For all the above LHS types, any SASSIGN op is optimised away. For
a LHS
of '$lex=', '$lex.=' or 'my $lex=', the PADSV is optimised away too.
For example where $a and $b are lexical vars, this statement:
my $c = "a=$a, b=$b\n";
formerly compiled to
const[PV "a="] s
padsv[$a:1,3] s
concat[t4] sK/2
const[PV ", b="] s
concat[t5] sKS/2
padsv[$b:1,3] s
concat[t6] sKS/2
const[PV "\n"] s
concat[t7] sKS/2
padsv[$c:2,3] sRM*/LVINTRO
sassign vKS/2
and now compiles to:
padsv[$a:1,3] s
padsv[$b:1,3] s
multiconcat("a=, b=\n",2,4,1)[$c:2,3] vK/LVINTRO,TARGMY,STRINGIFY
In terms of how much faster it is, this code:
my $a = "the quick brown fox jumps over the lazy dog";
my $b = "to be, or not to be; sorry, what was the question again?";
for my $i (1..10_000_000) {
my $c = "a=$a, b=$b\n";
}
runs 2.7 times faster, and if you throw utf8 mixtures in it gets even
better. This loop runs 4 times faster:
my $s;
my $a = "ab\x{100}cde";
my $b = "fghij";
my $c = "\x{101}klmn";
for my $i (1..10_000_000) {
$s = "\x{100}wxyz";
$s .= "foo=$a bar=$b baz=$c";
}
The main ways in which OP_MULTICONCAT gains its speed are:
* any OP_CONSTs are eliminated, and the constant bits (already in the
right encoding) are copied directly from the constant string
attached to
the op's aux structure.
* It optimises away any SASSIGN op, and possibly a PADSV op on the
LHS, in
all cases; OP_CONCAT only did this in very limited circumstances.

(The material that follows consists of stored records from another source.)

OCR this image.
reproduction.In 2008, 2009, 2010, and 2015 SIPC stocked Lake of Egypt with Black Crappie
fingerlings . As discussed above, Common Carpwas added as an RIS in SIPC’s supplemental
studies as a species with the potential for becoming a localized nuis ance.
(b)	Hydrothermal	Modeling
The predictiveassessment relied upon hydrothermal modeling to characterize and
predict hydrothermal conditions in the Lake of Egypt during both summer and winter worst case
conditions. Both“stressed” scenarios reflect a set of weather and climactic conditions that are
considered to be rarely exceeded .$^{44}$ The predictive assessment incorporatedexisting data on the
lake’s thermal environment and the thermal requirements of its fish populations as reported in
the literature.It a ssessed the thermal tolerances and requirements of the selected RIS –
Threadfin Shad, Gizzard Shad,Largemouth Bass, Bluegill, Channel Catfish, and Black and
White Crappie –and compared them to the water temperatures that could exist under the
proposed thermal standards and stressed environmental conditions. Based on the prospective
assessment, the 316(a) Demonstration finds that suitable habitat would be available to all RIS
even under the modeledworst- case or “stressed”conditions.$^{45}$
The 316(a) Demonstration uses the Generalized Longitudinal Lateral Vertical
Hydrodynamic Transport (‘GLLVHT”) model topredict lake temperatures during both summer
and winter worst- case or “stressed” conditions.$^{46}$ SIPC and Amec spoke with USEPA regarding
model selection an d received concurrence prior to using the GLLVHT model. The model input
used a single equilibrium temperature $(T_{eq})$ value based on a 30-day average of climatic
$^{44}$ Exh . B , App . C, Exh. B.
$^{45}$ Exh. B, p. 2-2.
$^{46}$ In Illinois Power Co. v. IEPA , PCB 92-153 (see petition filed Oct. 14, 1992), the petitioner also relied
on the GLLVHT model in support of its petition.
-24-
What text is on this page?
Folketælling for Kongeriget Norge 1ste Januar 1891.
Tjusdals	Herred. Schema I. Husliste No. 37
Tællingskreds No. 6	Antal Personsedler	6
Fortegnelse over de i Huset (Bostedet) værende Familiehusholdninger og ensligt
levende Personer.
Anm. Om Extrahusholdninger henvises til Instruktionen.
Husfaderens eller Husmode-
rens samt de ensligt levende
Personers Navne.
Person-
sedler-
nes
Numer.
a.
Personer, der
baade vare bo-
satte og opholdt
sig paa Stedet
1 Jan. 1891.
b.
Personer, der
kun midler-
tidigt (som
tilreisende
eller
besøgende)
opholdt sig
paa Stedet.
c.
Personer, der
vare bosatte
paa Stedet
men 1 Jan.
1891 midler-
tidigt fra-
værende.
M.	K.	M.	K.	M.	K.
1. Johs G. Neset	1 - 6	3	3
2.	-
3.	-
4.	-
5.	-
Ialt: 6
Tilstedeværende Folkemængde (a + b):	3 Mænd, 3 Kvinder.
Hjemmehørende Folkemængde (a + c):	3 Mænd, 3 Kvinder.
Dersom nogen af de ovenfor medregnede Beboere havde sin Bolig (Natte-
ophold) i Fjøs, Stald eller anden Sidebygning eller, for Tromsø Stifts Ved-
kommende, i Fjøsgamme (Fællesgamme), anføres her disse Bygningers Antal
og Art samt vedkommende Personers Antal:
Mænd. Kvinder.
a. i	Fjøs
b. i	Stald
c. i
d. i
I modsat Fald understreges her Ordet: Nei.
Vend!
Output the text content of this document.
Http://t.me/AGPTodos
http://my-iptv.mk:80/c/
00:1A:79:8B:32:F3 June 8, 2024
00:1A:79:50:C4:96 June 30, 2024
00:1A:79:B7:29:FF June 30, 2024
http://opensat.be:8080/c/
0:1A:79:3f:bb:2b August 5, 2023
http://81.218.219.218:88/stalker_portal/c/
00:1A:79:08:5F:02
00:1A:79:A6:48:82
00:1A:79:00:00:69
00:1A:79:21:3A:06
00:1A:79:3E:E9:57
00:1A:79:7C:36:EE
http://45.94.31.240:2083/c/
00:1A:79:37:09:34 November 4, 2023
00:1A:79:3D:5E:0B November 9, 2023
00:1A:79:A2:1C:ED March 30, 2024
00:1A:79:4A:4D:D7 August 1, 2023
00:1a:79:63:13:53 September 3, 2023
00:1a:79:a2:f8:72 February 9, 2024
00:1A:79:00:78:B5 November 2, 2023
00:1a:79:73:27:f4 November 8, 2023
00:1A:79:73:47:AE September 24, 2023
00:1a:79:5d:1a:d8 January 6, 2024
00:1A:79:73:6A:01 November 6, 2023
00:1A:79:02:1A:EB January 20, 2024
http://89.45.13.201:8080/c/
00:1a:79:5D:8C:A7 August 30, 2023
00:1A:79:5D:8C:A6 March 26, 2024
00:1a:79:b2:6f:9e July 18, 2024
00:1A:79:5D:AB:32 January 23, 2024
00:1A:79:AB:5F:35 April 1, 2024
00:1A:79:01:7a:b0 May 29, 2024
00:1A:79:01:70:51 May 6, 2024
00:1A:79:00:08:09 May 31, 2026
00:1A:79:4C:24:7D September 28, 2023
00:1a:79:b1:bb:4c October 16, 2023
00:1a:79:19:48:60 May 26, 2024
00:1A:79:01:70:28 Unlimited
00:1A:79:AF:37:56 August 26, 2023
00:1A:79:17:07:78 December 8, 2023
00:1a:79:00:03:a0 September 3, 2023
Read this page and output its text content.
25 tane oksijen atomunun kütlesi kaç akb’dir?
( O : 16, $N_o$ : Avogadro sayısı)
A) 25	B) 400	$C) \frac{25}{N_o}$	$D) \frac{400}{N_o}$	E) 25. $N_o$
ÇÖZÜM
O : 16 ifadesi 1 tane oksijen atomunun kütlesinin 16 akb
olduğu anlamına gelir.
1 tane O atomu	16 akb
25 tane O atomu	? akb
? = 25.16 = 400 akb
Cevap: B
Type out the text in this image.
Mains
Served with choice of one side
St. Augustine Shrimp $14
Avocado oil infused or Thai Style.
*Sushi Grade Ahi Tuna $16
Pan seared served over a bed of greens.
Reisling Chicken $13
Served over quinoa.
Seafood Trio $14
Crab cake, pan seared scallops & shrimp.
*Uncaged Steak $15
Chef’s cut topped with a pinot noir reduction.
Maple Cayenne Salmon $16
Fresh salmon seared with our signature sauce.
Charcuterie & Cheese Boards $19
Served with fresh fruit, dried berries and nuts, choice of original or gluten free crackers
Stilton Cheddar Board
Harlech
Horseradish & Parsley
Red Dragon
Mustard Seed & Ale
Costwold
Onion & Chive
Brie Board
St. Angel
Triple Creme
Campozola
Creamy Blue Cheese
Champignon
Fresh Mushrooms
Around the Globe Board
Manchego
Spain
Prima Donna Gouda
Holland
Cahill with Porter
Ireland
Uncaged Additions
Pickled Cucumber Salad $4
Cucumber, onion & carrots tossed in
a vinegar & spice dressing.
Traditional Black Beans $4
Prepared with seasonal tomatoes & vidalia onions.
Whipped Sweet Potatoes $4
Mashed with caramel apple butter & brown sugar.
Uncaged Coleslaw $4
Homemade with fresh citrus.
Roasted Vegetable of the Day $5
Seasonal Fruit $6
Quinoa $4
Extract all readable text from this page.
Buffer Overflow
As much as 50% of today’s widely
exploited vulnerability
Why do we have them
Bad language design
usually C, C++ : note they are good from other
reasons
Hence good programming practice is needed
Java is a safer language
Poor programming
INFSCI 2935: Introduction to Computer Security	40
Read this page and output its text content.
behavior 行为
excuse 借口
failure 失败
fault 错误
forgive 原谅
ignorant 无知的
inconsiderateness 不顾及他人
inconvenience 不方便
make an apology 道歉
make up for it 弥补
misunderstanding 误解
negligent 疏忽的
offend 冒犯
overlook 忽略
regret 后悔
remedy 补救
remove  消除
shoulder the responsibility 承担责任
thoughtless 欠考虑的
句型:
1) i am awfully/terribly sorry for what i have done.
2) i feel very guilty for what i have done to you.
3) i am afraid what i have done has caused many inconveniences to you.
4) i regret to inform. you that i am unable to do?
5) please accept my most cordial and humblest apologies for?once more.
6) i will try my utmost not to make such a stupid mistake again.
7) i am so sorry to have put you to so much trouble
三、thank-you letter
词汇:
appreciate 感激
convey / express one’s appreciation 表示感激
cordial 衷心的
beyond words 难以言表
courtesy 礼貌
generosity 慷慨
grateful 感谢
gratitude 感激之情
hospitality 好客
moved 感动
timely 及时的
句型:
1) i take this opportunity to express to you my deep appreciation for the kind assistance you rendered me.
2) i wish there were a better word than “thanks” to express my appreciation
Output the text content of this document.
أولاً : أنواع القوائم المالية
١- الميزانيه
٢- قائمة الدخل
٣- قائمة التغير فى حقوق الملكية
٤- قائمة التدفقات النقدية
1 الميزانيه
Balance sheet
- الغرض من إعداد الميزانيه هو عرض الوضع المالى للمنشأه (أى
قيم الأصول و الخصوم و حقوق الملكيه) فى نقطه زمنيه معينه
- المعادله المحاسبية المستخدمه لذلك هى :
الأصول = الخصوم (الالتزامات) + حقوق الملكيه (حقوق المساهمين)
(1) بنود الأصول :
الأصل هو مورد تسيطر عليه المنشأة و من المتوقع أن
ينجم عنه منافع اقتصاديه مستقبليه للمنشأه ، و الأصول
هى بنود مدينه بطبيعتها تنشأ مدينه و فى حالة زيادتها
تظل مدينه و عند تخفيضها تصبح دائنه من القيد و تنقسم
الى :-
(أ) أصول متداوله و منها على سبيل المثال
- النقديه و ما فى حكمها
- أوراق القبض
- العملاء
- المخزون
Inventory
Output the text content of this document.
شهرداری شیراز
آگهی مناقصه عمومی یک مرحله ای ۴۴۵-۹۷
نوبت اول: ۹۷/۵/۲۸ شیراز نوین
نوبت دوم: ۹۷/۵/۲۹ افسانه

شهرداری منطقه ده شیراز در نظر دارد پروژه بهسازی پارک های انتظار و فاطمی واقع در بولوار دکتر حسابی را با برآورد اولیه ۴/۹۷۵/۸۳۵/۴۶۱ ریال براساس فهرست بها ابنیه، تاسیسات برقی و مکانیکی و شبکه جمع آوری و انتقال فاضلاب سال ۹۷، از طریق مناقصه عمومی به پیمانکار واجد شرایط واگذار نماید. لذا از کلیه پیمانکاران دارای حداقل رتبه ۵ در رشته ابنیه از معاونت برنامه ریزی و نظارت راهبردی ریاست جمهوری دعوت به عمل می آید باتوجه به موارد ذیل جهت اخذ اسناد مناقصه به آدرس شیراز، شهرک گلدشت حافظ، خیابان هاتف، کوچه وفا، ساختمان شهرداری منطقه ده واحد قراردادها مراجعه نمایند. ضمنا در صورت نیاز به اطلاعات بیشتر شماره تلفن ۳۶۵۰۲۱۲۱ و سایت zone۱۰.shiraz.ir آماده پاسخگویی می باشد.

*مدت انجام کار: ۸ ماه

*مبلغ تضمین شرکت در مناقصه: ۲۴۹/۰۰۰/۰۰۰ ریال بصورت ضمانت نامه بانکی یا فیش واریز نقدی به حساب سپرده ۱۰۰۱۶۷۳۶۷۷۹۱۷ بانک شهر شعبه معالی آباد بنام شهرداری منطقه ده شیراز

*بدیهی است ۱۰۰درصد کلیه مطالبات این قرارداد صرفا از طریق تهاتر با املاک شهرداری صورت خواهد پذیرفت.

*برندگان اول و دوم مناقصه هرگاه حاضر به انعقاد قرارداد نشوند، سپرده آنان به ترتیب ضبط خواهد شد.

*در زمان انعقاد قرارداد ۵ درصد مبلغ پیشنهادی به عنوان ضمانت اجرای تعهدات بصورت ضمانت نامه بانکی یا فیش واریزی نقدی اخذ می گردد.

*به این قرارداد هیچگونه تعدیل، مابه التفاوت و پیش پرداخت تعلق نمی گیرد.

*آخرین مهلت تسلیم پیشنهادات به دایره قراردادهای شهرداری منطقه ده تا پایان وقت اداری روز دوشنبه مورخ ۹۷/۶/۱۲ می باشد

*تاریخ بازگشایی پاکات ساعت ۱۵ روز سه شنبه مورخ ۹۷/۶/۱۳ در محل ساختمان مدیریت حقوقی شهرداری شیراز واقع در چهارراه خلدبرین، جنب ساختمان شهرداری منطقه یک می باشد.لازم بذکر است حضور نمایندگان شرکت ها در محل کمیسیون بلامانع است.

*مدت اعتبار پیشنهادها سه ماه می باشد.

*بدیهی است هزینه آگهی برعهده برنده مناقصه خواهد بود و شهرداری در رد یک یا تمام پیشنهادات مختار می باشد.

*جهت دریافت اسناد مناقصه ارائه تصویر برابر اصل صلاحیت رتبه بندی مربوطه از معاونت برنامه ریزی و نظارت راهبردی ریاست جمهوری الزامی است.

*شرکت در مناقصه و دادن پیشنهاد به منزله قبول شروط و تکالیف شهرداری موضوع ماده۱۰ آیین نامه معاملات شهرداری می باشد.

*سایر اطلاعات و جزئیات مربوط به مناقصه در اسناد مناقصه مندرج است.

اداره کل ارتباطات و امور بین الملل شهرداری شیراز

* Because it has a holistic view of the entire concatenation
expression,
it can do the whole thing in one efficient go, rather than
creating and
copying intermediate results. pp_multiconcat() goes to considerable
efforts to avoid inefficiencies. For example it will only
SvGROW() the
target once, and to the exact size needed, no matter what mix of utf8
and non-utf8 appear on the LHS and RHS. It never allocates any
temporary SVs except possibly in the case of tie or overloading.
* It does all its own appending and utf8 handling rather than calling
out to functions like sv_catsv().
* It's very good at handling the LHS appearing on the RHS; for
example in
$x = "abcd";
$x = "-$x-$x-";
It will do roughly the equivalent of the following (where targ is
$x);
SvPV_force(targ);
SvGROW(targ, 11);
p = SvPVX(targ);
Move(p, p+1, 4, char);
Copy("-", p, 1, char);
Copy("-", p+5, 1, char);
Copy(p+1, p+6, 4, char);
Copy("-", p+10, 1, char);
SvCUR(targ) = 11;
p[11] = '\0';
Formerly, pp_concat would have used multiple PADTMPs or temporary
SVs to
handle situations like that.
The code is quite big; both S_maybe_multiconcat() and pp_multiconcat()
(the main compile-time and runtime parts of the implementation) are
over
700 lines each. It turns out that when you combine multiple ops, the
number of edge cases grows exponentially ;-)
#####
We certainly haven't had this described as a bug until now, but I'll let
Dave Mitchell and others comment further.